Halk önünde itibar görmek istiyorsa bir insan önce dürüst ve samimi olacak, milletin güvenini kazandımı bunu maddiyat için çöpe atmayacak. Devletten çizik yemeyeceksin, sicilin bozuk olmayacak, varsa devlete-millete olan borcunu zamanında ödeyeceksin, yanlış işlere işyerinde izin vermeyeceksin. Bu gibi adamlarla ister siyasi ve isterse ticari olarak yola çıkanların nasıl yarı yolda kaldıklarını yakın geçmişte sizlerde çok net bir biçimde görüp izlediniz.
Bahse konu bu kişilerin yaklaşan Belediye seçimleri öncesi siyasileri tırtıklama çalışmalarına start verdiklerini duyarken ilgili kişilerin bundan tezi yok bu köşede dediklerimi ve diyeceklerimi yabana atmasalar kendi menfaatlerinedir hatırlatayım istedim.

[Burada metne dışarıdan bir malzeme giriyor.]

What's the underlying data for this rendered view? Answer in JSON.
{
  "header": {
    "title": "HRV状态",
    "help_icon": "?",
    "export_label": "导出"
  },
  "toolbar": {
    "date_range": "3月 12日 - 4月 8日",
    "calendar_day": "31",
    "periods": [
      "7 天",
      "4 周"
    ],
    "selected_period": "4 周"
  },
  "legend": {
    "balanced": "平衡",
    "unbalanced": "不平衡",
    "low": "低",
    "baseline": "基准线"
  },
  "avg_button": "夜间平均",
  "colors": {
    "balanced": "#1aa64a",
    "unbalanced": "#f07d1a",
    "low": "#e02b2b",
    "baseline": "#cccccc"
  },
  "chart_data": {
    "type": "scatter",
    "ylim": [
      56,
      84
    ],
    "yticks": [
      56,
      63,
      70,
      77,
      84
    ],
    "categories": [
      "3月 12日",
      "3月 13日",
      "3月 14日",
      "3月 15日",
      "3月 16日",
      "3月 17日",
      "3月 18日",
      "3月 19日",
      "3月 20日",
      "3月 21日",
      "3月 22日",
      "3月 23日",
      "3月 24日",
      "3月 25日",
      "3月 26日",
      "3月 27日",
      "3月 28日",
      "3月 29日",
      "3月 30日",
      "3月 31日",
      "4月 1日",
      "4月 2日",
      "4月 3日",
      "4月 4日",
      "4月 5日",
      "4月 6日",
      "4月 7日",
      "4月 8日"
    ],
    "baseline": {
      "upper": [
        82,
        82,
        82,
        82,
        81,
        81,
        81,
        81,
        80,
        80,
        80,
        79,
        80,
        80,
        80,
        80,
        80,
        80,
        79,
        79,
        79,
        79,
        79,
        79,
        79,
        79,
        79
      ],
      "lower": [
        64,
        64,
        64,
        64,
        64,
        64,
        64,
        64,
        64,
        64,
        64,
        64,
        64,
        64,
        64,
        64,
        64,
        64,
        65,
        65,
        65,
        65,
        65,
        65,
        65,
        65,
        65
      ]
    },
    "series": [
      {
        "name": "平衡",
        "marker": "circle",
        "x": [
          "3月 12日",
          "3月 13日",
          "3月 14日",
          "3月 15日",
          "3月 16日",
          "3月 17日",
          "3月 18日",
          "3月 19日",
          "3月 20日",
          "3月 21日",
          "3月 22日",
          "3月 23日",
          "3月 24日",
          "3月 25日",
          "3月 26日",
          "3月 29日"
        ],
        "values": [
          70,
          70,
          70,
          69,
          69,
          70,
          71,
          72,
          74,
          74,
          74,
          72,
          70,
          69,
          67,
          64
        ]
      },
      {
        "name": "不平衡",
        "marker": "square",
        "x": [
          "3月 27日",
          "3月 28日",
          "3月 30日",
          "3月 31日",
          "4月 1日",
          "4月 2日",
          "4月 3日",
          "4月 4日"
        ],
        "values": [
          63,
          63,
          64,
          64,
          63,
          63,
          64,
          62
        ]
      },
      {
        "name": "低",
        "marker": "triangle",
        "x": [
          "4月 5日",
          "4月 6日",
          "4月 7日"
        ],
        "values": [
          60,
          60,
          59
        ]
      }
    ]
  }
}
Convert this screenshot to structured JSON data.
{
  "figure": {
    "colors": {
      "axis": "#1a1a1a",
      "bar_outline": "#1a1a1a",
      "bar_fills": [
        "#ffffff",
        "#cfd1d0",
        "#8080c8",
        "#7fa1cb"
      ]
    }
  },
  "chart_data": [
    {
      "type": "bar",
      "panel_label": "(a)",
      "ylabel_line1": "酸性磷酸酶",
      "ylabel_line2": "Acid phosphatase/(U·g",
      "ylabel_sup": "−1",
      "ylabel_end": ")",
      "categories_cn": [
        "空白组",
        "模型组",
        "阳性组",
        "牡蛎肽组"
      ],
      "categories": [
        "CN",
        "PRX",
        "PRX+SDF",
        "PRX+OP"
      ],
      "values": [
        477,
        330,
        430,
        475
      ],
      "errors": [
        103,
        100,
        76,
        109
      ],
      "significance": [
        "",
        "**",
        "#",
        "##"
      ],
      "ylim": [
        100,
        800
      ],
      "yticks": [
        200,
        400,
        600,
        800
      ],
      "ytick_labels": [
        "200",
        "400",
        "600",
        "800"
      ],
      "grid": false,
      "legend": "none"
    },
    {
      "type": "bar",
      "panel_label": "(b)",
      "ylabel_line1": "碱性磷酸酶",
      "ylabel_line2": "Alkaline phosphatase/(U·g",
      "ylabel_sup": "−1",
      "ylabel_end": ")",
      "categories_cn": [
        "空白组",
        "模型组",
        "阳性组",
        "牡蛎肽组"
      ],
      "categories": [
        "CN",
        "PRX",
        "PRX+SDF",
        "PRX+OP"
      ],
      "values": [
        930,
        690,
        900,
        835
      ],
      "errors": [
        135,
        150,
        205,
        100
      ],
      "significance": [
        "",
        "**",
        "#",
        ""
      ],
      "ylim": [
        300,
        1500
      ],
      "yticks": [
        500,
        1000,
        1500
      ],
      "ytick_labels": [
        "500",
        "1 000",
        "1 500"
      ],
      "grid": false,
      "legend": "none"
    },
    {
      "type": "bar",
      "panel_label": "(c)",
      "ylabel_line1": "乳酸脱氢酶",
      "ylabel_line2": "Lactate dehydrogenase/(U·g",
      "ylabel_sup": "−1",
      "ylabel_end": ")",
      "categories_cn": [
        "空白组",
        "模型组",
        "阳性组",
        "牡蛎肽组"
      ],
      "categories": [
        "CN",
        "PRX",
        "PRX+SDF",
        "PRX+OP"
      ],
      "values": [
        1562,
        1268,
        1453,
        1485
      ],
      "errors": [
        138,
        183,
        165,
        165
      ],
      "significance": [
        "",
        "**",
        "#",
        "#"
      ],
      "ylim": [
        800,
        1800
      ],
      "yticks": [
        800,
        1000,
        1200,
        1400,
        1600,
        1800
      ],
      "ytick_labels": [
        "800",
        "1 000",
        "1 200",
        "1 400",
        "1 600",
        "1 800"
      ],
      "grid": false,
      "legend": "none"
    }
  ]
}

Sadece siyasilere yönelik değil, çıkarları doğrultusunda hemen hemen her meseleye müdahil olarak kendilerine maddi ya da manevi çıkar temin etmek için her yolu mübah sayan bu zihniyetler zaman zaman sizlerinde tanık olduğunuz gibi ilçenin ombudsman’lığına soyunmaktan geri kalmazlar.
(Ombudsman’ın Türkçe karşılığı için kamu denetçisi, arabulucu, kamu hakemi, medeni hakların savunucusu, parlamento komiseri gibi tanımlamalar yapılır.)
*** *** ***
“Ulusal egemenlik (CUMHURİYET) öyle bir ışıktır ki, onun karşısında zincirler erir, taş ve tahtlar batar, yok olur.” (M. Kemal ATATÜRK)
Gazetemiz okurlarıyla birlikte tüm Uzunköprü halkının Cumhuriyet Bayramını kutlar, sağlıklı, huzurlu ve mutlu nice bayramlar dilerim.